Shreve (Sea Glass, 2002, etc.) daringly makes the bad guy her narrator in a creepy tale of relentless love.
Nicholas Van Tassel may not seem so awful at first, as he describes the hotel fire in the winter of 1899 that introduced him to Etna Bliss. We quickly see that this 30-year-old English professor at Thrupp College in New Hampshire is pompous, ambitious, and something of a hypocrite, as well as a minor plagiarist, but we’re inclined to sympathy thanks to Nicholas’s immediate passion for Etna. Her mother has recently died, she’s living temporarily with her uncle, and the future seems to promise little more to this regal and mysterious woman than life as an unpaid governess to her sister’s children. Unless she marries Nicholas, that is, who isn’t above pressing his suit on those grounds.
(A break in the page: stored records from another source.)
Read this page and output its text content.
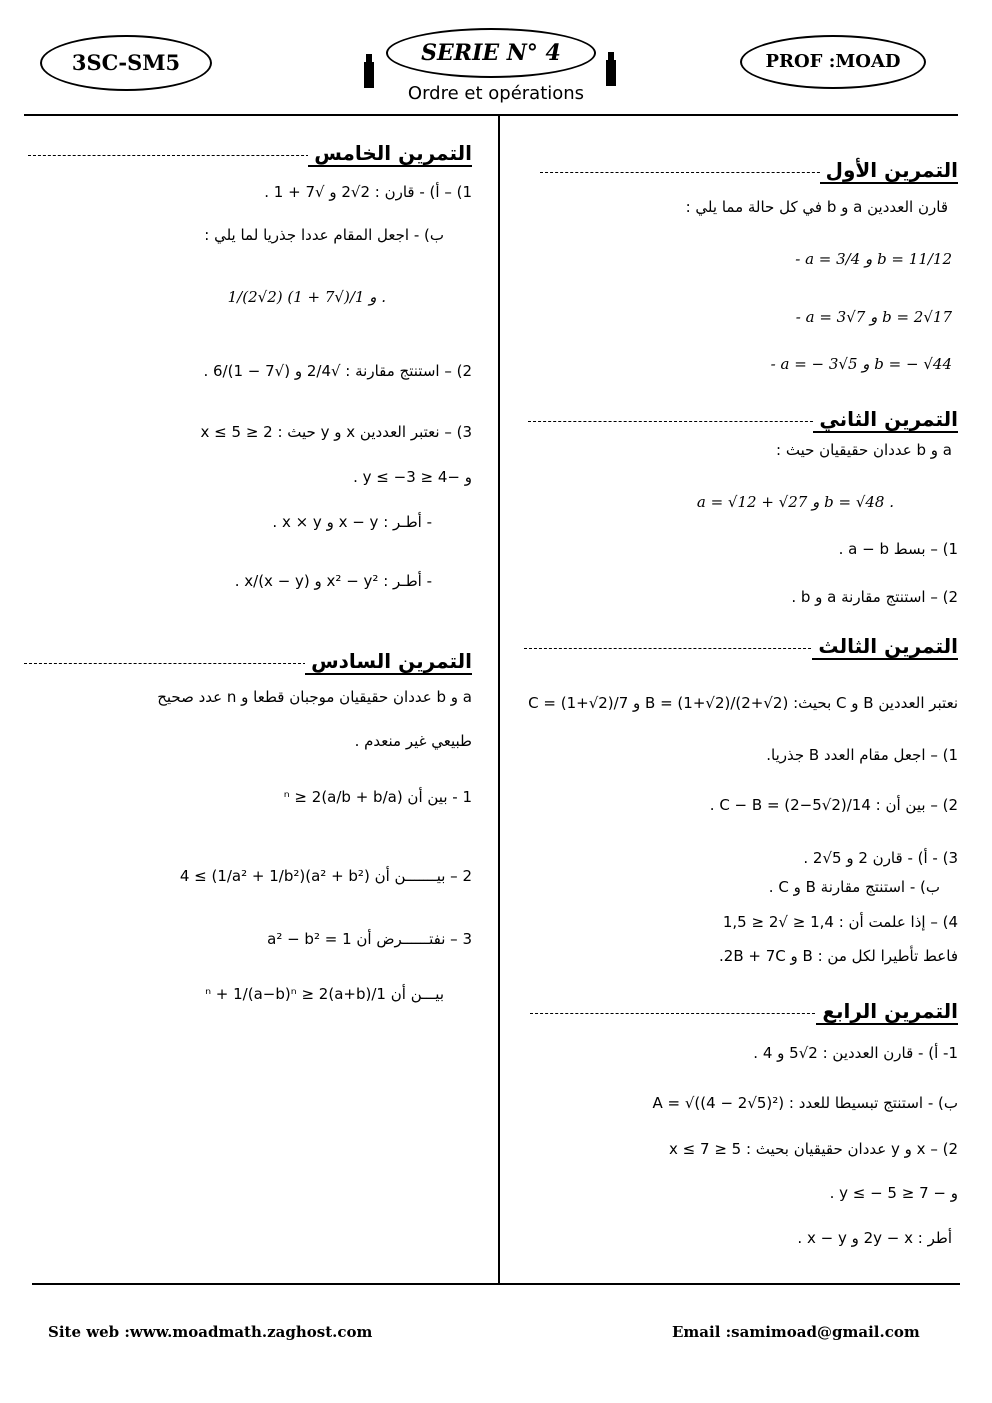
3SC-SM5	SERIE N° 4	PROF :MOAD
Ordre et opérations
التمرين الأول
قارن العددين a و b في كل حالة مما يلي :
- a = 3/4 و b = 11/12
- a = 3√7 و b = 2√17
- a = − 3√5 و b = − √44
التمرين الثاني
a و b عددان حقيقيان حيث :
a = √12 + √27 و b = √48 .
1) – بسط a − b .
2) – استنتج مقارنة a و b .
التمرين الثالث
نعتبر العددين B و C بحيث: B = (1+√2)/(2+√2) و C = (1+√2)/7
1) – اجعل مقام العدد B جذريا.
2) – بين أن : C − B = (2−5√2)/14 .
3) - أ) - قارن 2 و 5√2 .
ب) - استنتج مقارنة B و C .
4) – إذا علمت أن : 1,4 ≤ √2 ≤ 1,5
فاعط تأطيرا لكل من : B و 2B + 7C.
التمرين الرابع
1- أ) - قارن العددين : 2√5 و 4 .
ب) - استنتج تبسيطا للعدد : A = √((4 − 2√5)²)
2) – x و y عددان حقيقيان بحيث : 5 ≤ x ≤ 7
و − 7 ≤ y ≤ − 5 .
أطر : 2y − x و x − y .
التمرين الخامس
1) – أ) - قارن : 2√2 و √7 + 1 .
ب) - اجعل المقام عددا جذريا لما يلي :
1/(2√2) و 1/(√7 + 1) .
2) – استنتج مقارنة : √2/4 و (√7 − 1)/6 .
3) – نعتبر العددين x و y حيث : 2 ≤ x ≤ 5
و −4 ≤ y ≤ −3 .
- أطـر : x − y و x × y .
- أطـر : x² − y² و (x − y)/x .
التمرين السادس
a و b عددان حقيقيان موجبان قطعا و n عدد صحيح
طبيعي غير منعدم .
1 - بين أن (a/b + b/a)ⁿ ≥ 2
2 – بيـــــــن أن (a² + b²)(1/a² + 1/b²) ≥ 4
3 – نفتــــــرض أن a² − b² = 1
بيـــن أن 1/(a+b)ⁿ + 1/(a−b)ⁿ ≥ 2
Site web :www.moadmath.zaghost.com	Email :samimoad@gmail.com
She accepts, making sure he knows that “I don’t think that I could . . . love you . . . in the way that a wife must love a husband.” (Their sex life, in fact, proves a disaster.) We already know through Nicholas’s framing narration, from September 1933, that this marriage has turned out badly—but the story’s central section, from fall 1914 through spring 1915, reveals just how badly—and just how far Nicholas is prepared to go to assert his desires. As he campaigns to be named dean of Thrupp’s faculty, he learns that Etna has a secret independent life. It’s entirely innocent, but that doesn’t stem Nicholas’s rage, especially when he learns that his wife had a lover before they were married. Shreve lets her narrator damn himself by his own sanctimonious words as he stoops to Jew-baiting, marital rape, and persuading his teenaged daughter to tell a catastrophic lie—all to further his ambitions, which, it becomes increasingly plain, are not just selfish but scarily obsessive. Still, since Nicholas is our window into the events, we feel his humanity even as he performs a series of despicable acts.
Full-bodied storytelling with an unflinching moral backbone: one of Shreve’s best.